司教が現れ「神様! まさにイメージした通りの姿です!」と言うと、ぼーっとした様子で水野に近寄り堂々と財布を盗んだ。謎の行動に戸惑っていると、司教は我に返り説明する。この世界には、嘘をつくと我を失い泥棒になってしまうというルールがある。盗みが達成されると正気に戻るが嘘はバレてしまうのだ。司教は召喚された水野を神と思ったが雰囲気が神っぽくないと疑ったので嘘になり、水野の所有物を盗んでしまったのだ。
水野は驚くも咄嗟に自分は神であると嘘をつく。異世界人のため、嘘つきは泥棒の始まりルールは適用されなかった。そして神として悠々暮らしつつこの世界を学ぶ。ルール下で人は社会を形成し、嘘をついて泥棒しても問題ないよう私有財産が廃止された共産主義国家、嘘が肯定され財産を増やすことが正義である資本主義国家、そしてここ、嘘は神の罰とされる宗教国家の三国があるようだった。
しかし現実との違いはルールだけで魔法などはない。なぜ自分は召喚されたのかと疑問に思っていると、水野を召喚した修道女が「実は私、神を信じていないんです」と言った。

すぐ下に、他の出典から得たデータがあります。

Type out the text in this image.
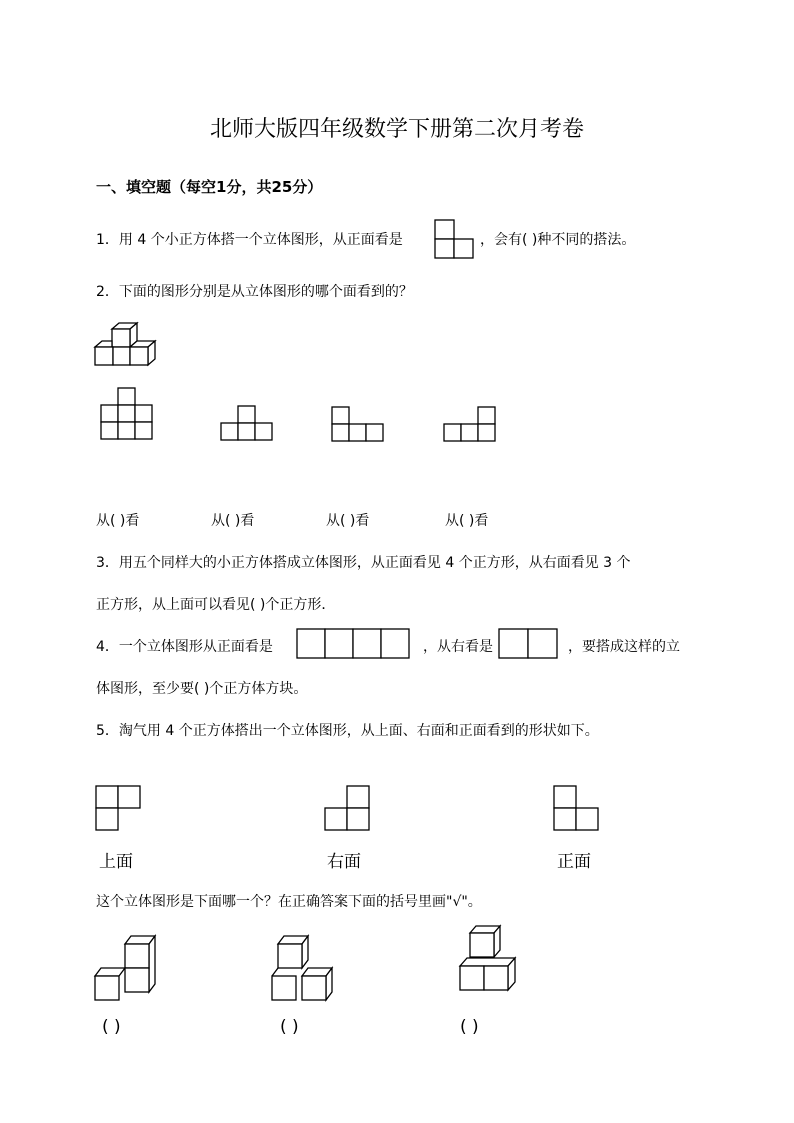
北师大版四年级数学下册第二次月考卷
一、填空题（每空1分，共25分）
1．用 4 个小正方体搭一个立体图形，从正面看是	，会有( )种不同的搭法。
2．下面的图形分别是从立体图形的哪个面看到的？
从( )看	从( )看	从( )看	从( )看
3．用五个同样大的小正方体搭成立体图形，从正面看见 4 个正方形，从右面看见 3 个
正方形，从上面可以看见( )个正方形．
4．一个立体图形从正面看是	，从右看是	，要搭成这样的立
体图形，至少要( )个正方体方块。
5．淘气用 4 个正方体搭出一个立体图形，从上面、右面和正面看到的形状如下。
上面	右面	正面
这个立体图形是下面哪一个？在正确答案下面的括号里画"√"。
( )	( )	( )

それは嘘ではなかった。彼女は幼い頃から神に祈ってたが、その存在を疑うようになっていた。自分に嘘をつき祈り続けるも泥棒したい状態になっていた。しかし聖堂は密室でなにも盗めるものはない。その結果、異世界から水野を盗んできたのだ。
突拍子もない推理に水野は言う。「なら密室で一人で嘘つけば異世界からなんでも持って来れるのでは?」 それは単なる反論のつもりだったが成功してしまった。その技術は、God Chance、略してガチャと呼ばれた。ガチャは富を得る手段として確立され、嘘はバレるので瞬く間に他国に広まっていった。そもそも嘘が困難なこの世界では人は主に本能や直感で行動しており、それは必然の連続で皆が退屈していた。ガチャはこの世界に偶然という魅力をもたらしたのだ。人々は密閉空間を求めるようになり、それは国というシステムも破壊して、世界中が引きこもるようになる。
しかし水野は嘘をつけるためガチャを回せない。なので誰かが籠もってる部屋にこっそり穴を開けて密室を解除するという嫌がらせを繰り返し、『壁を殴る者(古代ギリシアで泥棒の意)』と呼ばれ人々から忌避される。だが人類の引きこもり化は止められない。
世界を見回す。自分だけが外にいて、皆は部屋の中にいた。そしてガチャの結果、既知の技術から未知の魔物まで、なんでも召喚され滅茶苦茶になっていた。嘘のような本当の世界があった。
「外の世界も意外と楽しいな」 水野の呟きが嘘か本当かは、わからなかった。
文字数:1199
内容に関するアピール
最小限の嘘は「もし嘘つきが本当に泥棒の始まりになる世界があったら」です。
私はなるべく正直に生きたいなあと思ってるので、嘘がない世界は人間関係がギスギスしてダメみたいな単純な話にしたくないという思いでどんどんドミノを倒しました。
いわゆる異世界転生モノは未だに毀誉褒貶が激しいと思うのですが、架空の設定がある世界を語る時に現実の価値観を持った主人公の視点にすると書きやすく読みやすくていいじゃん!というシンプルな気づきがありました。
普段から小説を書く時、哲学的なテーマ、世の中に主張したい自分のメッセージ、人間を超えた斬新なキャラ、観客の感情をコントロールする起承転結のテンポとかそういう途方もない夢想が頭をぐるぐるして雁字搦めになるのですが、今回はとにかくドミノを倒すぞ!と集中でき、面白い妄想を楽しむという基本に立ち帰ることができました。課題に感謝します。